Tudo isto acabou com uma óptima mousse de chocolate com amêndoa torrada. Podia ter acabado com um promissor crumble de maçã e canela? Poder, podia (se houvesse tudo o que está na ementa), mas não era a mesma coisa.

 

O óptimo - A descontracção, o ambiente e o picapau de picanha. 

O bom - Os ovos mexidos com cogumelos e parmesão.

O mau - A quantidade de pratos que não havia.

 

 

 

E agora meta um cachecol azul ao pescoço e ponha-se a caminho do Estádio do Restelo. Não para ver a bola, mas para gritar golo se houver o picapau de picanha,

 

Ele

 

crepes blinis com natas e caviar (ou alguma coisa muito parecida com isso)

 

O caviar dos pobrezinhos

 

Ingredientes:
1 frasco de caviar Tzar
1 pacote de crepes blinis
1 pacote de natas

Já estou a ver o stress no ar: dia 31, passagem de ano em sua casa, é preciso alguma coisa especial para o jantar, não comprou nada e não tem paciência para passar as últimas horas de 2013 emigrada na cozinha. Quer ideias? Nós temos ideias. Meta-se no carro, pegue numa nota de 20 euros e vá até ao supermercado do El Corte Inglès. Vai ver que traz uma boa entrada e ainda umas moedas de troco. Tudo isto graças à mais nova e sofisticada imitação de caviar. Chama-se Tzar, é produzida na Rússia, só com recurso a produtos naturais (marisco, carapau, salmão) e tem autorização para utilizar a designação caviar. Ou seja, é caviar mas não é de esturjão, é bom mas não é um Beluga, é barato mas não tem químicos.

Com dez euros traz um frasco com mais de 100 gramas. O resto serve para comprar uns crepes blinis (aqueles muito pequeninos com a grossura de uma minipanqueca) e um pacote de natas. Mesmo antes de servir, aquece os crepes no forno ou no microondas, junta-lhes as natas batidas por cima e depois o caviar. No fim, ainda lhe sobram as moedas de troco para saltar à meia-noite com os bolsos cheios. Não é o caviar que se come em casa de milionários como Ricardo Salgado, Bill Gates ou José Sócrates, mas sempre é caviar - ou quase.
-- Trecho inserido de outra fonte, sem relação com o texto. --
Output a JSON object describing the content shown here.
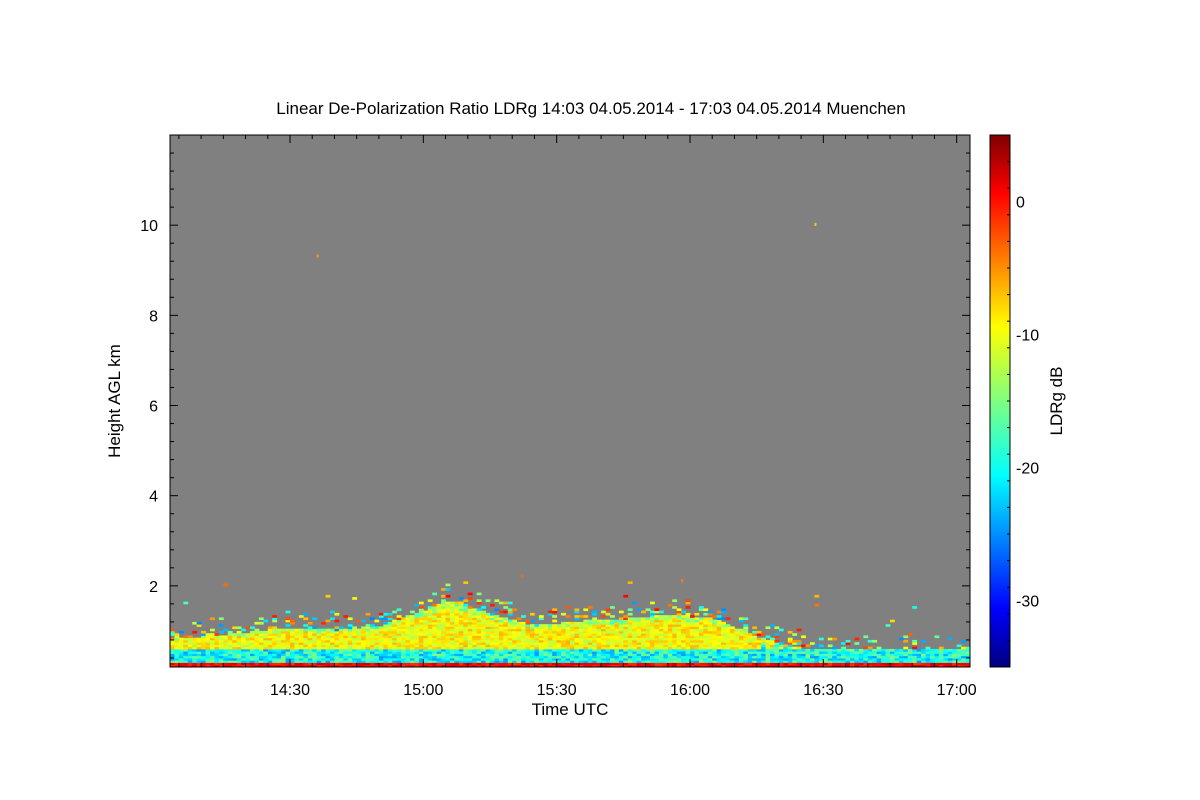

E já agora, um bom Ano Novo para si, onde quer que esteja,

Ele

vivó inverno a saber a verão

Percebes

 

 

 

Às 17h11 começou oficialmente o Inverno. E a melhor maneira de comemorar o evento é a relembrar o Verão. Desta vez, não saí de casa para comer fora. Com 16 graus na rua, vesti uma T-shirt e meti-me no carro a caminho do Coolares Market, um óptimo sítio para fazer as últimas compras de Natal. Pouco antes de chegar à Quinta do Pé da Serra, há um largo à esquerda onde costumam estar umas bancas com produtos caseiros. Se chegar antes da hora do almoço e se a maré ajudar, é provável que encontre percebes frescos acabados de apanhar na praia da Adraga. Depois de os conseguir, o resto é fácil. Passe-os bem por água para tirar a areia e ponha uma panela de água a ferver cheia de sal - para um quilo de percebes, pouco menos de meio quilo de sal. Quando a água estiver a ferver, deite os percebes lá para dentro e tape. Mal voltar a levantar fervura, apague o lume. Em menos de cinco minutos está de volta ao Verão e à praia. E tudo isto por 10 euros. Sem precisar de aturar empregados mal dispostos em restaurantes da moda.